Cumhurbaşkanı Erdoğan’ın 14 Eylül 2013’te, Adıyaman’da yaptığı “Demokraside sandık bu işin namusudur. Sandığa hazırlanırsın, sandıktan neticeyi alırsan bizde seni alkışlarız. Ama alamıyorsan başka yollara başvurarak milletin huzurunu kaçırmayın” şeklindeki konuşmasını hatırlatan Beki, bu sözlerin Mahir Ünal’ın ifadeleriyle uyumlu olmadığını belirtiyor.
Beki şöyle devam ediyor:
“‘Demokratik yollarla elde edilemeyen ne var ki dağa çıkarak elde edilsin, talebi olan gelsin düz ovada, meşru zeminde hak arasın’ görüşü, artık terör yandaşlığı, dağdakilerle dayanışma sayılıyor.

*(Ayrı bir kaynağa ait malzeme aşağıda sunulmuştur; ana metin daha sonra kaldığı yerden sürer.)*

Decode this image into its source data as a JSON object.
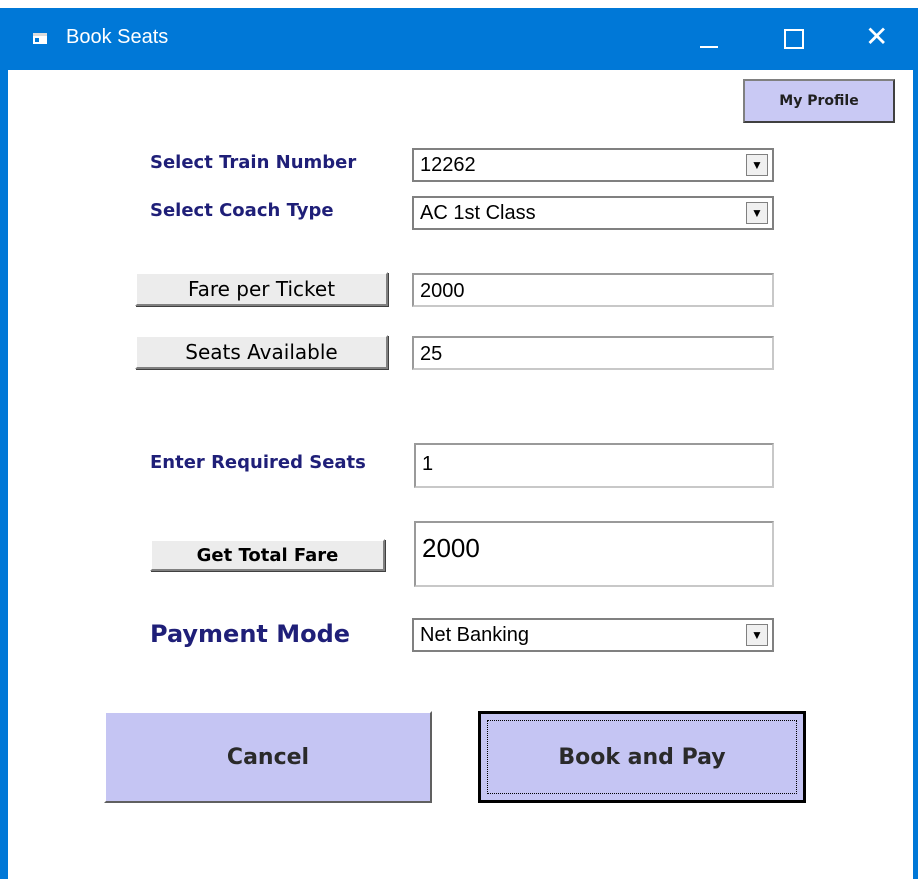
{
  "window": {
    "title": "Book Seats",
    "minimize_glyph": "",
    "close_glyph": "✕"
  },
  "header": {
    "profile_button": "My Profile"
  },
  "form": {
    "train_label": "Select Train Number",
    "train_value": "12262",
    "coach_label": "Select Coach Type",
    "coach_value": "AC 1st Class",
    "fare_button": "Fare per Ticket",
    "fare_value": "2000",
    "seats_button": "Seats Available",
    "seats_value": "25",
    "required_label": "Enter Required Seats",
    "required_value": "1",
    "total_button": "Get Total Fare",
    "total_value": "2000",
    "payment_label": "Payment Mode",
    "payment_value": "Net Banking",
    "dropdown_arrow": "▼"
  },
  "actions": {
    "cancel": "Cancel",
    "book": "Book and Pay"
  },
  "colors": {
    "titlebar": "#0078d7",
    "label_text": "#1f1f78",
    "action_button": "#c5c5f3",
    "profile_button": "#c9c9f4"
  },
  "icons": {
    "app": "window-app-icon",
    "minimize": "minimize-icon",
    "maximize": "maximize-icon",
    "close": "close-icon",
    "dropdown": "chevron-down-icon"
  }
}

Demokrasi ve hukukun araçsallaştırılarak demokrasi ve hukuk aleyhine istismar edildiği, kötüye kullanıldığı savından daha kötü bir kullanım, daha fena bir istismar var mı peki?
Bu demagoji, demokratik muhalefeti ezmeye terörle mücadele süsü vermek olmaz mı? O da, terörle mücadelenin araçsallaştırılarak siyaseten istismarı anlamına gelmez mi?”